While subtle differences exist, Premiere Pro, After Effects, and Encore DVD all interpret Photoshop files the same way. You can choose to import Photoshop files as merged layers or load each or any independent layer of a document to use each layer as a separate element.
Additionally, importing a multi-layered Photoshop file as a "sequence" or "composition" will be a significant workflow improvement. When you load a file as a sequence or composition, a new sequence is created with each layer of your Photoshop document placed on its own track. You can easily manipulate the layers and nest the sequence into another sequence or use a "pre-comp" in After Effects.
The following properties transfer from Photoshop (accuracy and full support has improved with each new release):
2. Blending Modes
4. Layer Set—All layers within a layer set are imported to individual layers. After Effects treats them as "pre-comps" while Encore DVD uses the organization for rollover states for buttons.
5. Type Layers—Type is rasterized for Premiere Pro and After Effects. It can be converted back to vector text in newer versions of After Effects. Encore DVD preserves the edit-ability of the text as vectors.
6. Shape Layers—Shape layers are rasterized by Premiere Pro. After Effects converts them to a solid with a Mask applied.
7. Solid Color Fill Layers—Solid Color Fill Layers are brought in as a graphic with a full-screen opaque alpha channel.

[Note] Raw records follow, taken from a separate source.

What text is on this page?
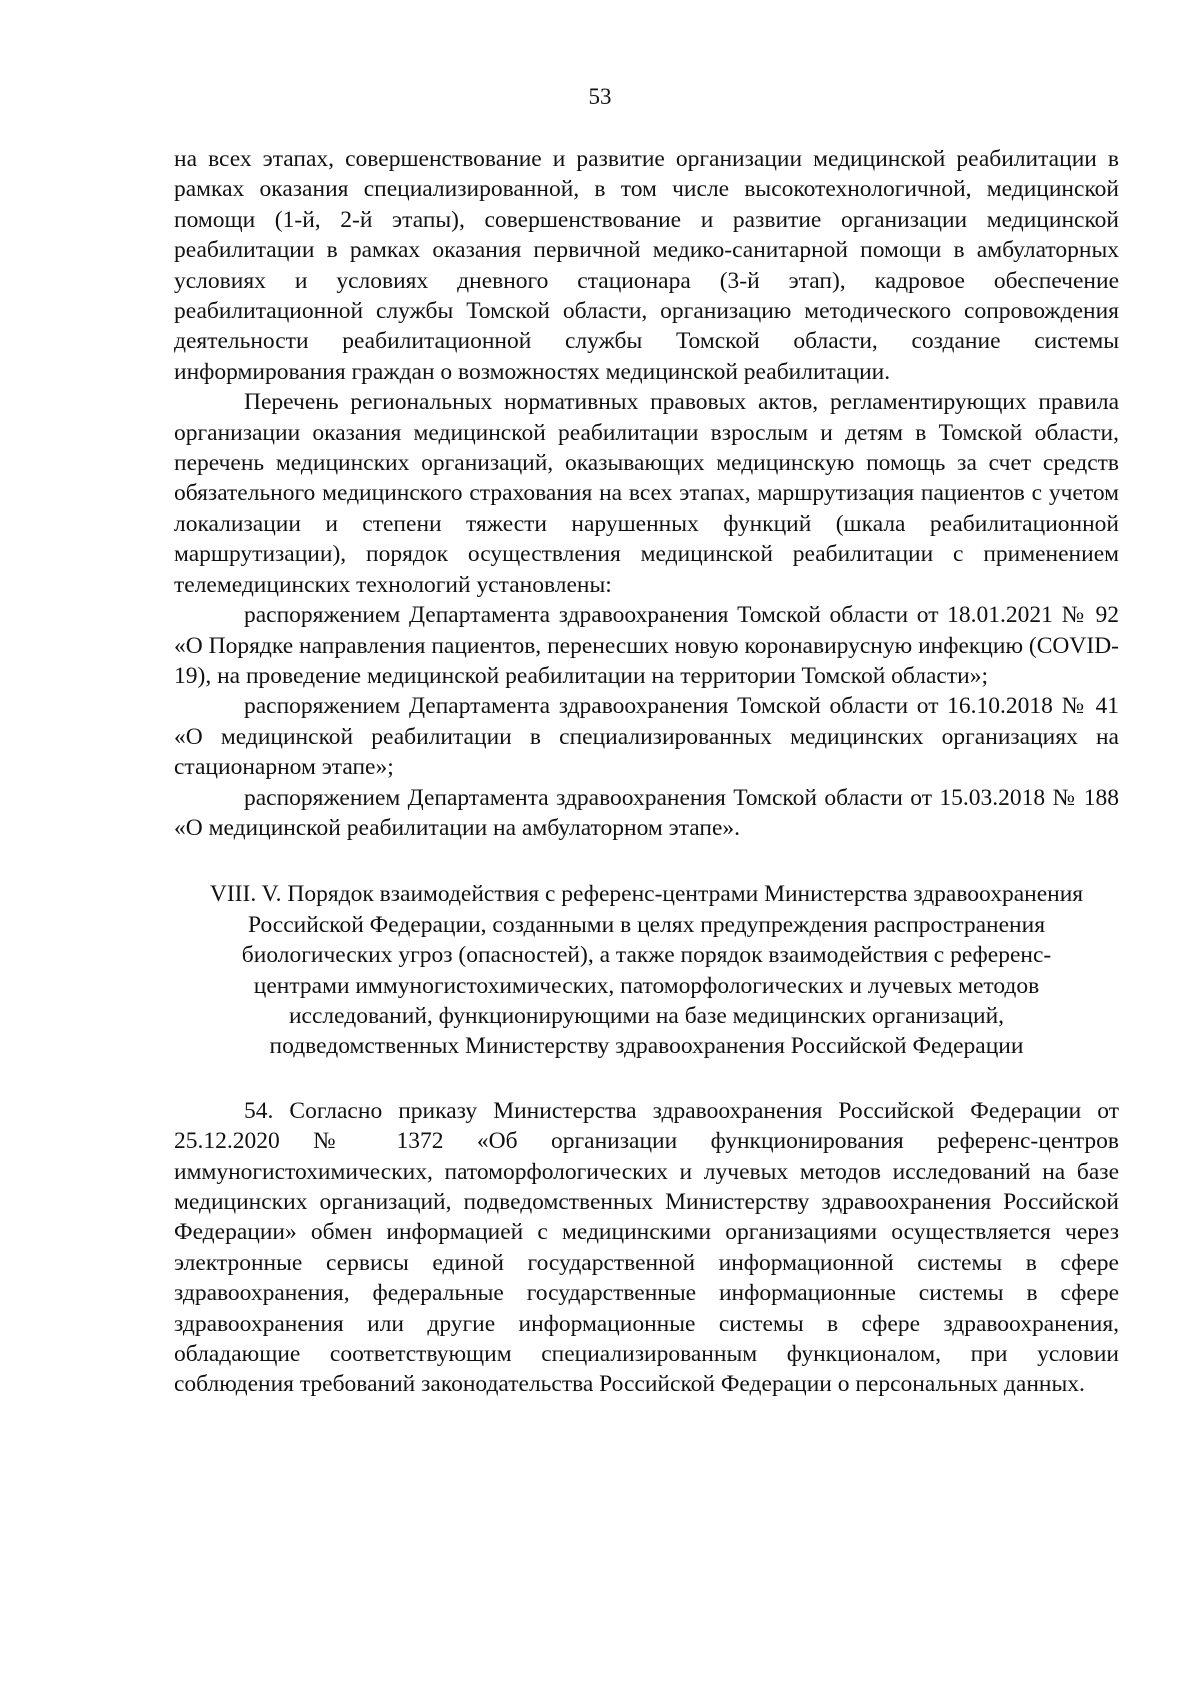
53

на всех этапах, совершенствование и развитие организации медицинской реабилитации в рамках оказания специализированной, в том числе высокотехнологичной, медицинской помощи (1-й, 2-й этапы), совершенствование и развитие организации медицинской реабилитации в рамках оказания первичной медико-санитарной помощи в амбулаторных условиях и условиях дневного стационара (3-й этап), кадровое обеспечение реабилитационной службы Томской области, организацию методического сопровождения деятельности реабилитационной службы Томской области, создание системы информирования граждан о возможностях медицинской реабилитации.

Перечень региональных нормативных правовых актов, регламентирующих правила организации оказания медицинской реабилитации взрослым и детям в Томской области, перечень медицинских организаций, оказывающих медицинскую помощь за счет средств обязательного медицинского страхования на всех этапах, маршрутизация пациентов с учетом локализации и степени тяжести нарушенных функций (шкала реабилитационной маршрутизации), порядок осуществления медицинской реабилитации с применением телемедицинских технологий установлены:

распоряжением Департамента здравоохранения Томской области от 18.01.2021 № 92 «О Порядке направления пациентов, перенесших новую коронавирусную инфекцию (COVID-19), на проведение медицинской реабилитации на территории Томской области»;

распоряжением Департамента здравоохранения Томской области от 16.10.2018 № 41 «О медицинской реабилитации в специализированных медицинских организациях на стационарном этапе»;

распоряжением Департамента здравоохранения Томской области от 15.03.2018 № 188 «О медицинской реабилитации на амбулаторном этапе».

VIII. V. Порядок взаимодействия с референс-центрами Министерства здравоохранения Российской Федерации, созданными в целях предупреждения распространения биологических угроз (опасностей), а также порядок взаимодействия с референс-центрами иммуногистохимических, патоморфологических и лучевых методов исследований, функционирующими на базе медицинских организаций, подведомственных Министерству здравоохранения Российской Федерации

54. Согласно приказу Министерства здравоохранения Российской Федерации от 25.12.2020 № 1372 «Об организации функционирования референс-центров иммуногистохимических, патоморфологических и лучевых методов исследований на базе медицинских организаций, подведомственных Министерству здравоохранения Российской Федерации» обмен информацией с медицинскими организациями осуществляется через электронные сервисы единой государственной информационной системы в сфере здравоохранения, федеральные государственные информационные системы в сфере здравоохранения или другие информационные системы в сфере здравоохранения, обладающие соответствующим специализированным функционалом, при условии соблюдения требований законодательства Российской Федерации о персональных данных.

8. Gradient Fill Layers—Gradient Fill Layers are preserved upon import.
9. Pattern Fill Layers—Pattern Fill Layers import.
10. Layer Styles—The support of Layer Styles has improved with each release of the Adobe video applications. Older versions offered fair support. Newer versions have improved greatly.
11. Layer Mask—Layer Masks are applied upon import.
12. Adjustment Layers—These generally import into newer versions of After Effects and Encore DVD. Premiere Pro ignores them however.